Capítulo 4 - A Casa Esquecida

As ruínas surgiram no horizonte como uma lembrança esquecida.

No alto de um vale coberto por neblina acinzentada, pedras quebradas e estruturas retorcidas se erguiam contra o céu negro, como ossos antigos lutando para não desaparecer. Era difícil dizer se aquilo fora um templo, uma morada ou um esconderijo. Mas Kael soube imediatamente o que era.

Refúgio.

Não apenas físico, mas mágico. Um lugar escondido do tempo e dos olhos do mundo.

Eles atravessaram o caminho coberto por folhas secas que não cheiravam a nada — como se até os cheiros tivessem sido apagados — e chegaram ao centro da construção. Havia ali o que restava de um salão: colunas caídas, tapeçarias desfeitas pelo vento, e ao fundo, um espelho quebrado pendurado entre raízes que tomavam as paredes.

Kael foi o primeiro a falar, mas suas palavras vieram carregadas de peso.

— Eu acredito que sei o que aconteceu… no dia em que vocês vieram para este mundo.

Selene o encarou, atenta. Seus dedos ainda estavam frios desde o altar. Maya e Ariadne também se viraram, silenciosas.

— A explosão na colina — começou ele — não foi causada por acaso. Nem por Selene. Foi um feitiço. Um feitiço de ligação… poderoso, antigo… e instável.

— Ligação? — Maya perguntou, franzindo a testa.

— Genevieve… — disse ele, pausando, como se saborear o nome real de Elaine lhe causasse certo desconforto — ou melhor, Elaine… Ela lançou esse feitiço para unir vocês três. Para conectar Selene às duas como se fossem sangue do mesmo sangue. Só que feitiços assim não vêm sem preço. E nem sempre obedecem ao tempo.

Selene sentiu o chão parecer um pouco menos firme sob seus pés.

— A explosão... — sussurrou. — Você está dizendo que foi causada por isso?

Kael assentiu, grave.

— Quando Elaine lançou o feitiço, ele se ancorou em Selene. A magia se espalhou como um raio de energia, procurando o destino que ela havia selado: Ariadne e Maya. Mas vocês estavam distantes. A magia precisou viajar, se adaptar, e nesse intervalo… se acumulou.

— Por isso a explosão aconteceu na colina — concluiu Ariadne, cruzando os braços. — Porque Selene estava no centro.

— E por isso o carro saiu da estrada… — murmurou Maya, tocando a lateral do próprio corpo, como se ainda sentisse o impacto. — Nós sentimos o efeito da magia quando ela finalmente nos alcançou. Era como se algo nos atravessasse de dentro para fora.
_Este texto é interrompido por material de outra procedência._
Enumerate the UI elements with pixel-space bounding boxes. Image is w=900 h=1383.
— Vocês não perceberam, mas o feitiço se completou ali, entre os gritos, a dor e o sangue. — Kael olhou diretamente para Selene. — E foi naquele momento que vocês se tornaram parte uma da outra.

O silêncio caiu sobre o salão em ruínas.

Selene levou a mão ao peito, onde agora o calor mágico parecia mais forte, como se reagisse às palavras de Kael. Ela nunca entendeu por que, depois daquele dia, sentia as emoções das irmãs como se fossem suas. Por que às vezes ouvia o pensamento delas em ecos. Por que os sonhos se confundiam.

Agora sabia.

— Ela me ligou a elas... — sussurrou. — Para me proteger?

— Para te esconder, provavelmente — respondeu Kael. — Mas também… para te ancorar. Para que não perdesse o que te torna humana, mesmo com o que começa a despertar dentro de você.

— Mas por que esconder algo assim de nós? — Ariadne perguntou, o tom duro.

Kael hesitou por um momento, depois disse:

— Porque às vezes, amar alguém é esconder verdades... mesmo que isso custe tudo. E Elaine sabia que, uma vez que a ligação se completasse, vocês não seriam mais apenas filhas, ou irmãs. Seriam parte de algo muito maior.

Selene abaixou os olhos. No fundo do peito, a dor era real — uma saudade que não fazia sentido, uma raiva que não tinha forma, e um amor estranho por uma mãe que agora parecia tão distante quanto o céu apagado acima delas.

Foram os segredos, as perdas e os laços que fizeram dela o que agora despertava.